Avec vos équipes vous organisez chaque année le festival des Nuits Flamencas, qu’est-ce que c’est en quelques mots ?
J.C. Aujourd’hui, grâce à mon carnet de contacts, je peux réaliser de nombreux projets, et j’ai voulu en faire profiter ma ville. Il y a huit ans, j’ai rencontré le maire d’Aubagne, Gérard Gazay, et je lui ai proposé de créer un festival de flamenco dans la ville. Il a été surpris, car malgré la forte population d’immigrés espagnols à Aubagne, à part le centre culturel de la rue Peypagan, le flamenco n’y avait pas vraiment sa place. La ville craignait que les Aubagnais ne répondent pas à l’appel, mais la première édition a été un succès retentissant. Nous avons donc reconduit le festival chaque année, et les Nuits Flamencas sont devenues une institution. Aujourd’hui, les Nuits Flamencas font venir l’Andalousie au pays de Marcel Pagnol pendant quelques jours chaque année. Le festival promeut le flamenco sous toutes ses formes : cinéma, gastronomie, danse et chant. Avec mon équipe, nous organisons également des ateliers dans les écoles de la ville. Le festival, qui est gratuit, s’adresse aussi bien aux novices qu’aux aficionados (amateurs passionnés). C’est aussi un tremplin pour la scène locale, qui a l’occasion de côtoyer les plus grands maîtres du flamenco pendant le festival.
L’édition 2024 des Nuits Flamencas se déroule à Aubagne, du 4 au 7 juillet. Découvrir la programmation ici.
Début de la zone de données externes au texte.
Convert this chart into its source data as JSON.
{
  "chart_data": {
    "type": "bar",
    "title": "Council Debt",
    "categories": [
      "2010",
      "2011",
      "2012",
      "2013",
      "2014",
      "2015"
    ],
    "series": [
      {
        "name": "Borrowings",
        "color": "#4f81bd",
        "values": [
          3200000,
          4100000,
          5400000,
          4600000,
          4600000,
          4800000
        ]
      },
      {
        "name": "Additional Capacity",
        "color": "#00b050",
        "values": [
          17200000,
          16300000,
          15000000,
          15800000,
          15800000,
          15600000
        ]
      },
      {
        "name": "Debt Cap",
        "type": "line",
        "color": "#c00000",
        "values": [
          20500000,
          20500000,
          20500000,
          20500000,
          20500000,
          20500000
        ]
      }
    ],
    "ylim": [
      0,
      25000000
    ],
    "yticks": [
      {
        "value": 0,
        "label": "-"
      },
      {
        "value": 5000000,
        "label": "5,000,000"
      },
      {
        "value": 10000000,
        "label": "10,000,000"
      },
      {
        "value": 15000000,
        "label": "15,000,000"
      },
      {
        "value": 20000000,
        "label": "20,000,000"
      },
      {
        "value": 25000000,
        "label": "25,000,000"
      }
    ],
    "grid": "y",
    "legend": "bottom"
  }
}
Et la particularité cette année ?
J.C. À l’origine, le festival était principalement centré sur la danse, mais aujourd’hui, nous l’élargissons davantage à la musique. Le premier jour, un concert avec Pablo Caminero est prévu, où il rendra hommage à Paco De Lucia accompagné de la danseuse Ana Morales. Les grands spectacles d’opéra espagnols destinés au grand public restent une constante, mais le festival propose également des événements plus intimistes. Les festivaliers pourront ainsi découvrir diverses interactions entre le jazz et le flamenco. Cette année, le festival se déplacera également à La Penne-sur-Huveaune et à Gémenos, les 13 et 20 juillet.
Quels sont les retours des grands artistes de flamenco qui sont passés par Aubagne ?
J.C. Le festival dépasse largement les frontières d’Aubagne. Les artistes espagnols évoquent principalement l’accueil chaleureux et enthousiaste du public ici. Au début, nous avions craint que la gratuité du festival attire n’importe qui et perturbe son bon déroulement par du bruit. Mais en réalité, c’est incroyable : chaque année, des personnes, qu’elles soient très intéressées ou non, viennent profiter de la programmation. Elles se laissent emporter religieusement dans l’univers du flamenco ! Et cela, les artistes le ressentent et c’est motivant.
On va continuer à vous suivre… quels sont vos projets pour la suite ?
J.C. L’année prochaine, je célébrerai mes 40 ans de carrière avec une tournée ! Des concerts auront lieu dans de grandes salles, mais aussi dans des lieux plus intimistes, dont une date prévue au Temple de la rue Grignan à Marseille, là où tout a commencé. Je suis en train de former un trio de guitaristes nommé “Guitares du monde” avec Jean-Marie Ecay et Rocky Gresset. Nous prévoyons de partir en tournée à travers toute la France. Cet été, je participerai au festival de guitare de Patrimonio en Corse, aux côtés de la jeune chanteuse Pomme. Ma prochaine création personnelle sera davantage axée sur le moderne et le rap. Je rendrai hommage aux voix féminines traditionnelles et contemporaines, en collaboration avec Alba Moreno.